Rozdział 8

153 11 2
                                    

Dzisiaj, kiedy się obudziłem, moją pierwszą myślą była Lily. A właściwie jej brak. "Byliśmy razem" przez dwa lata i pewnie powinno mi być z tego powodu przykro ale nie jest. Jedząc śniadanie, przeniosłem swój wzrok z płatków na godzinę. Zegar wskazywał 12:17... ciekawe kiedy przyjdą? Dokończyłem posiłek i zabrałem Luke'a na spacer. Kiedy skręcaliśmy w pierwszą alejkę po prawej, usłyszeliśmy szelest. Wziąłem Luke'a na ręce by wrazie czego łatwiej nam się płynęło podczas ucieczki (gdyby to coś, co szeleściło, było zagrożeniem). Przepłynęliśmy dwa metry i spojrzałem w miejsce, skąd dochodził dźwięk. Przy koszu na śmieci była Lily. Wśród odpadów szukała czegoś, co wydawało się być dla niej bardzo ważne. Spojrzała na mnie wystraszonymi, zakrwawionymi oczyma. Potrząsnąłem głową i zacisnąłem powieki.
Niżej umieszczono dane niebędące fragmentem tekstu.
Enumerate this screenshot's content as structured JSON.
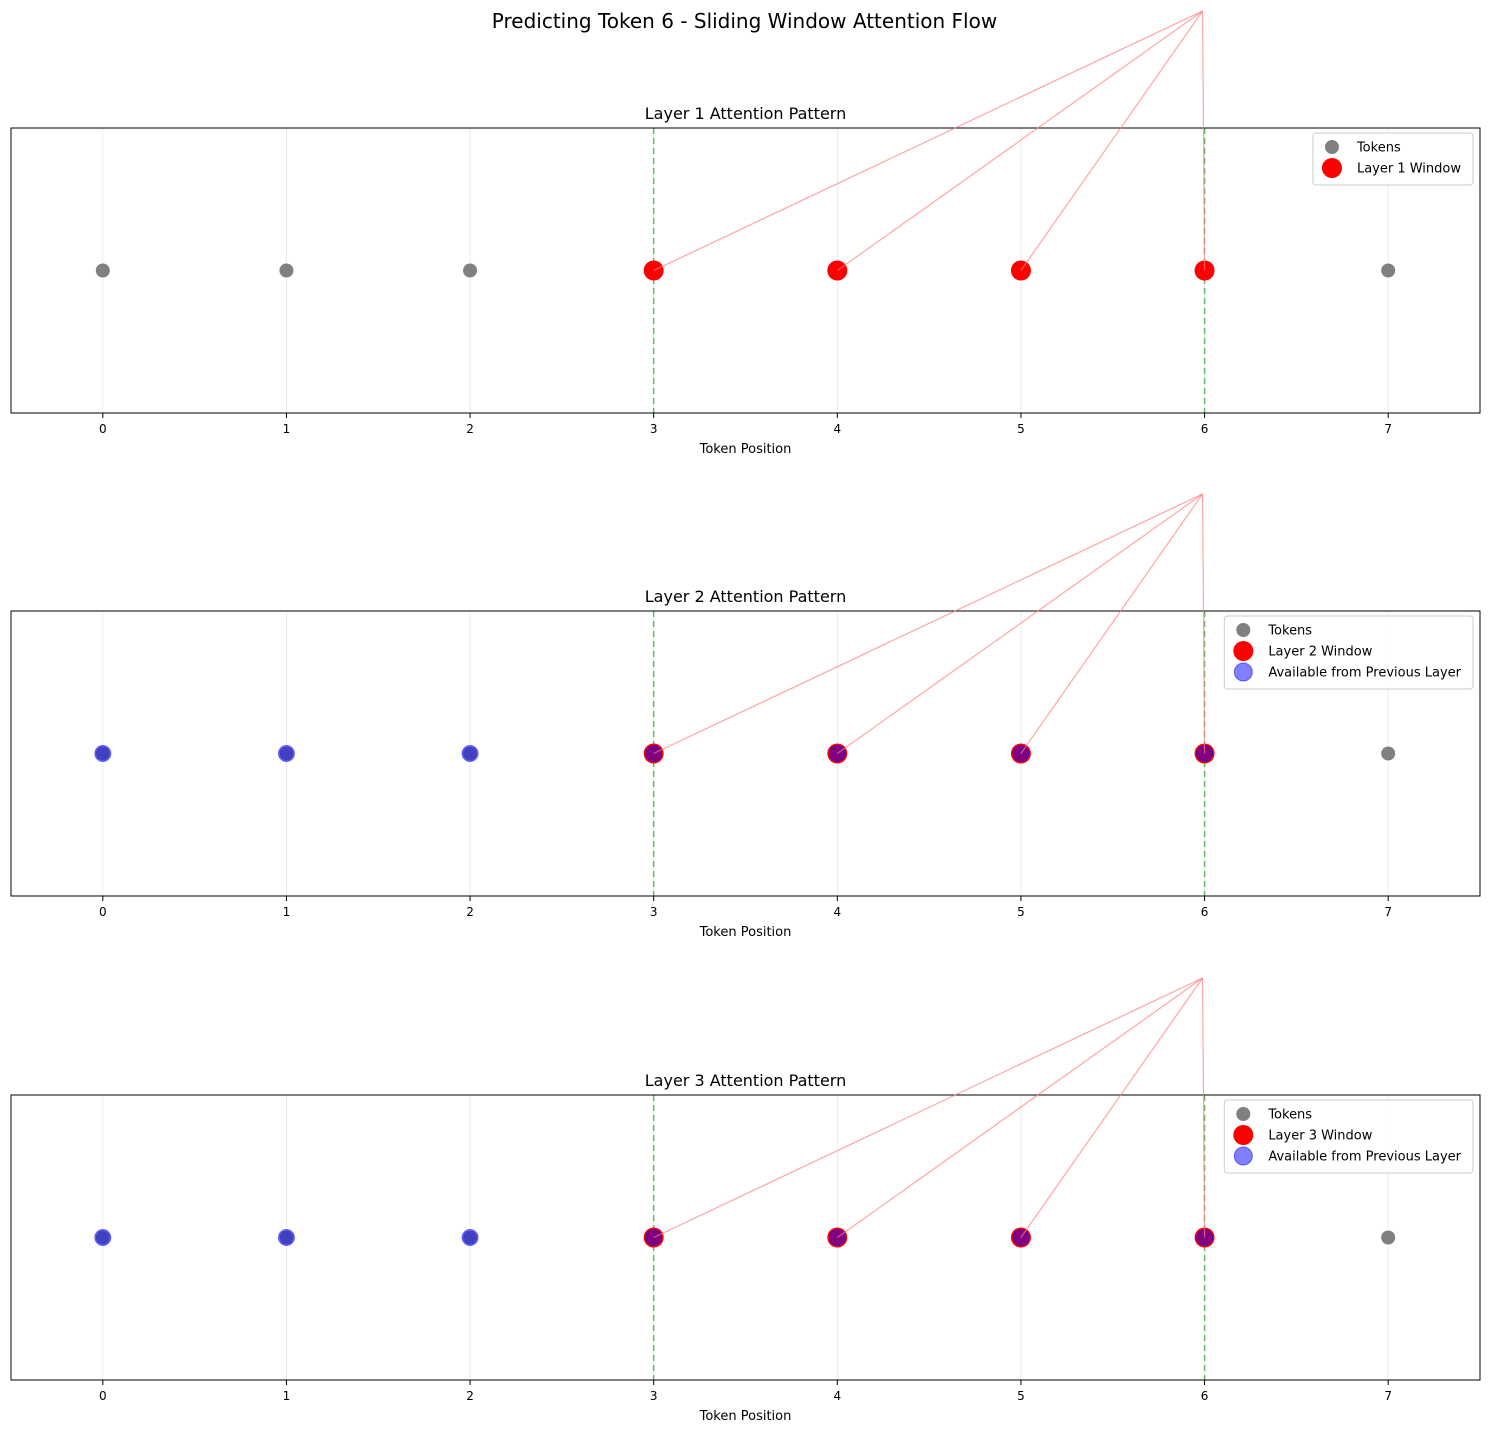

To nie może być Lily! Pokręciłem głową i szybko odpłynąłem. Kiedy byłem już na końcu alejki, usłyszałem jej krzyk.

- Ty mi to zrobiłeś! Ty! - krzyczała. Wzruszyłem ramionami w odpowiedzi i płynęliśmy dalej. Spuściłem Luke'a ze smyczy, kiedy już znaleźliśmy się na polu glonów. Pozwoliłem mu sobie popływać a ja sam usiadłem na ławce. Sprawdziłem godzinę... zegar na środku pola pokazywał, że jest 14:29. Nie wiem po co mi ona była, ale od wczoraj odczuwałem potrzebę jej sprawdzania. Od wczoraj również czuję nieprzyjemne kłucie gdzieś w środku. Pewnie powinienem pójść z tym do lekarza bo wydaje się być sprawą, której raczej nie mogę przemilczeć. Spojrzałem na swoje dłonie. Rozprostowałem jedną, potem zgiąłem ją w pięść i tak w kółko. Doszedłem do wniosku, że moje palce są krzywe. Jezu, nie. Stop. Nie jestem gejem. Nie mogę tak mówić ale to jest silniejsze ode mnie. Nieważne. Spojrzałem na pole w poszukiwaniu Luke'a. Nigdzie go nie widziałem. Wstałem z ławki i popłynąłem na pole w poszukiwaniu jego. Nie mogłem go odnaleść. Jasna cholera, czy moje życzenie do spadającej gwiazdy właśnie się spełniło? Ale czemu akurat w momencie, w którym to ja byłem za niego odpowiedzialny? Szukałem go przez pół godziny. Nigdzie go nie było. Zirytowany postanowiłem wrócić do domu. Pewnie niedługo się znajdzie, już raz go przecież też zgubiłem. 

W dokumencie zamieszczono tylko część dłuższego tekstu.